Arts & Culture

Why aren’t you playing: Guacamelee!

written by Vaughn Pearson
February 28, 2014 10:30 am
Smash like avocado. (Press image)

Smash like avocado. (Press image)

Is there anything cooler than a luchadore? No, there isn’t, and anyone who says otherwise doesn’t know what they’re talking about!

However, for those who do not know of the wonder that is the luchadore, I shall explain. Simply put, luchadores are Mexican wrestlers. They’re known for larger than life personalities, excellent showmanship and, of course, their masks. A luchadore, a good one at least, never reveals their true identity. They are like superheroes who do battle exclusively in the ring. Imagine growing up loving Spiderman, but he’s a big, awesome Mexican wrestler and instead of reading his comics you just get to go watch him fight super-villains in person.

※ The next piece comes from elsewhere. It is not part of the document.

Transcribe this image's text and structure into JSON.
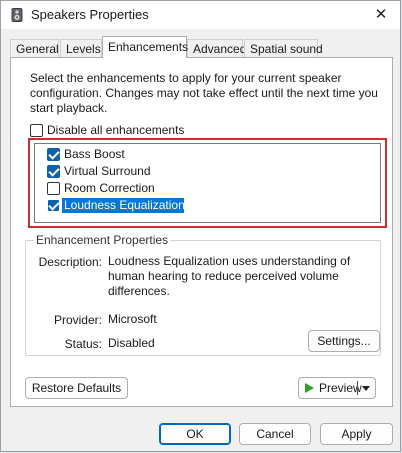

Guacamelee! channels all that awesomeness, all the mythology of luchadore culture as well as a hefty dose of Central American culture, into an extremely polished and enjoyable game. A year old at this point, Guacamelee! shows no signs of slowing down, recently having been featured in the Humble Indie Bundle 11 alongside five other games.

The game has your character, Juan, rise from his humble rank of agave farmer (the plants responsible for tequila) to hero when, on Dia de los Muertos—the day of the dead—the dead actually rise. As skeletal hordes roam the lands, in a style harkening to the vibrant art of that holiday, you are tasked with stopping the evil undead Carlos Calaca.

The game is full of culture and life. Not only Central American culture, but game culture as well. Billboards in the towns you travel through will feature Castillo Crashers, or Megahombre vs El Masko Majoro. To gain new skills, you even have to destroy “Choozo” statues, harkening to the skill granting “Chozo” statues of the Metroid series, which is fitting because the game itself is a master class example of Metroidvania.

Metroidvania refers to any game that is open world and 2D/2.5D, often having areas of the world blocked off until certain tasks are completed or skills are learned. But unlike Metroid or Castlevania, you are learning wrestling moves and gaining powers like the ability to turn into a rooster or shift between the world of the dead and the world of the living.

Platforming grows gradually more difficult, and the combat is fair but challenging. The game never throws anything you shouldn’t be able to handle, but it will task you. Playing with a friend can be a real joy, as the game allows you to have one other player hop in as Tostada, a female wrestler and guardian of the magic luchadore mask Juan wears. This balances certain harder moments of combat out, but can make platforming a real chore sometimes.

 is available on PS3, PS Vita, for $14.99 individually, or crossbuy with DLC included for $19.99. It is also available through Steam for $14.99 (All DLC included) on PC, Mac, and Linux.